Balif se encogió de hombros y sopló la llamita. Poseía su cuerpo y no le importaba lo que hiciera con su corazón. No tardó en quedarse dormido. Kitiara siguió tumbada de espaldas al hombre, mirando la oscuridad. En ese momento odiaba a Balif; lo odiaba por haberle recordado a Tanis. Se había esforzado mucho para apartar de su pensamiento al semielfo, y casi lo había conseguido. Ya no lo echaba de menos por las noches. La relación con otros hombres paliaba su deseo por él, aunque todavía seguía viendo su rostro cada vez que hacía el amor con otro.

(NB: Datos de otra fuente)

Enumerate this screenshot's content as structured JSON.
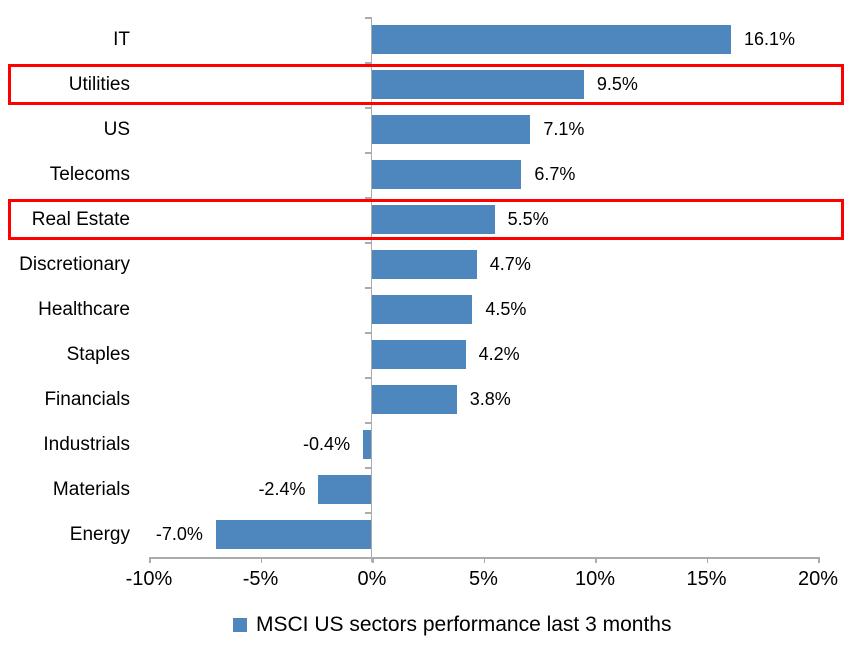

Seducir al joven Brightblade había sido producto de la frustración y la rabia contra Tanis por abandonarla; quiso vengarse de él haciendo que su amigo fuera su amante. Y cuando se rio del muchacho, cuando lo ridiculizó y lo zahirió, en su mente era a Tanis a quien atormentaba. Pero, al final, había sido ella la castigada.
Su escarceo con Brightblade la había dejado embarazada, y demasiado enferma y débil para abortar un hijo que no quería. El parto fue difícil y había estado a las puertas de la muerte. En su dolor, en su delirio, había soñado sólo con Tanis, en arrastrarse ante él y suplicar su perdón; soñó con acceder a ser su esposa y encontrar la paz y la felicidad en sus brazos. ¡Si hubiese acudido a su lado entonces! ¡Cuántas veces había estado a punto de enviarle un mensaje!
A punto. Y entonces se recordaba a sí misma que él la había rechazado, que había rehusado su propuesta de viajar juntos al norte para reunirse con «ciertas personas que sabían lo que querían de la vida y no tenían miedo de tomarlo». Resumiendo, él le había dado la patada. Jamás lo perdonaría.
Su amor por Tanis era intenso cuando se sentía débil y deprimida. La ira renacía junto con sus fuerzas. La ira y la determinación. Así se condenara si volvía arrastrándose ante él. Que se quedara con sus parientes de orejas puntiagudas. Que le hicieran desaires y se burlaran de él a su espalda. Que jugara a hacer el amor con cualquier putilla elfa. Había mencionado a una chica de Qualinesti. Kit no recordaba su nombre, pero la elfa podía quedarse con él.
Kitiara yacía despierta en la oscuridad, de espaldas a Balif, tan separada del hombre como le era posible sin caerse de la cama, y maldijo amarga y vehementemente a Tanis el Semielfo hasta quedarse dormida. Pero, por la mañana, cuando sólo estaba medio despierta, en el aturdimiento del sueño fue el hombro de Tanis el que acarició.